Hodges urged the gunman and the others involved in the fight to turn themselves into police.

"We are going to catch you, we are going to lock you up and you are going to get an orange jumpsuit," he said. "It's just a matter of when it's going to happen."

He also warned people against aiding the suspects in avoiding arrest.

"If anybody helps these people — I mean so much as buy them a Happy Meal, give them a ride," the visibly upset chief said. "We're going to lock you up with them."

The mall is expected to reopen Saturday but the Nordstrom store will remain closed, Hodges said.

Since it opened in 1992, the mall has been a tourist destination and community gathering spot. It bans guns on the premises but shoppers have generally not been required to pass through metal detectors. The mall said in October it was testing a "weapons detection system" at one of its entrances.

Hodges said the mall is continuously evaluating its security measures, including the possibility of adding metal detectors. Still, the chief added, "if we have an incident where someone decides they want to pull out a gun and shoot somebody with a complete lack of respect for human life, then I still don't know what we can do to stop that."

Police did not identify the man who was killed but Hodges said he and Bloomington Mayor Tim Busse spoke to the victim's relatives on Friday night.

"The family here — I really feel bad for them," Hodges said. "Their last week before Christmas and now they're having to bury one of their loved ones."

Mall video surveillance showed the altercation between the two groups — estimated as five to nine people — erupt into a fistfight before one person pulled out a gun and opened fire, the chief said.

"W don't know why it happened or what happened," Hodges said.

A nearby Bloomington police officer — one of 16 stationed at the mall Friday — heard the gunshots around 7:50 p.m. The officer tried life-saving measures but the victim died.

The lockdown lasted for about an hour before the mall tweeted that shoppers were being sent outside. Videos posted on social media show shoppers hiding in stores, and an announcement in the mall warned people to seek shelter. Some videos show shoppers running for cover after a loud bang is heard.

The reported shooting comes as shopping centers and malls across the U.S. see an influx of customers just days before Christmas.

Jenny Hefty of Sioux Falls, South Dakota, and her 16-year-old daughter had just gotten off the escalator up to the mall's second floor, in front of the Nordstrom store, when people started running toward them and screaming. Her daughter thought she heard gunshots, although Hefty did not.

"At first we thought they were just messing around," she told The Associated Press on Friday night. "It was like 'why are all these kids running by us?'"

Retailers began shutting their doors and her husband told them to run as armed guards rushed toward Nordstrom, where Hefty had been trying perfume about 20 minutes earlier.

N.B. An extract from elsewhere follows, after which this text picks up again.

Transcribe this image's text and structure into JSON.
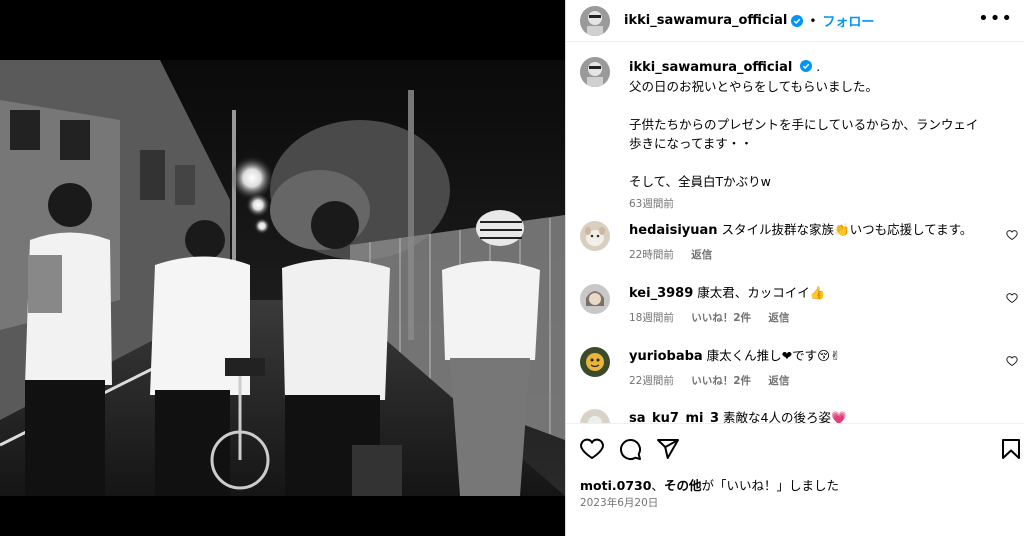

The trio raced to their hotel in the mall complex and frantically tried to reach the couple's 18-year-old daughter, 21-year-old son and their friends on their cellphones. They had been shut inside stores or whisked into safer spots as the mall locked down.

The family, which often travels the four hours to the mall, was in town for the Minnesota Vikings football game against the New York Giants on Saturday.

"Of course we wanted to come early and do some Christmas shopping," Hefty said.

The Associated Press contributed to this report.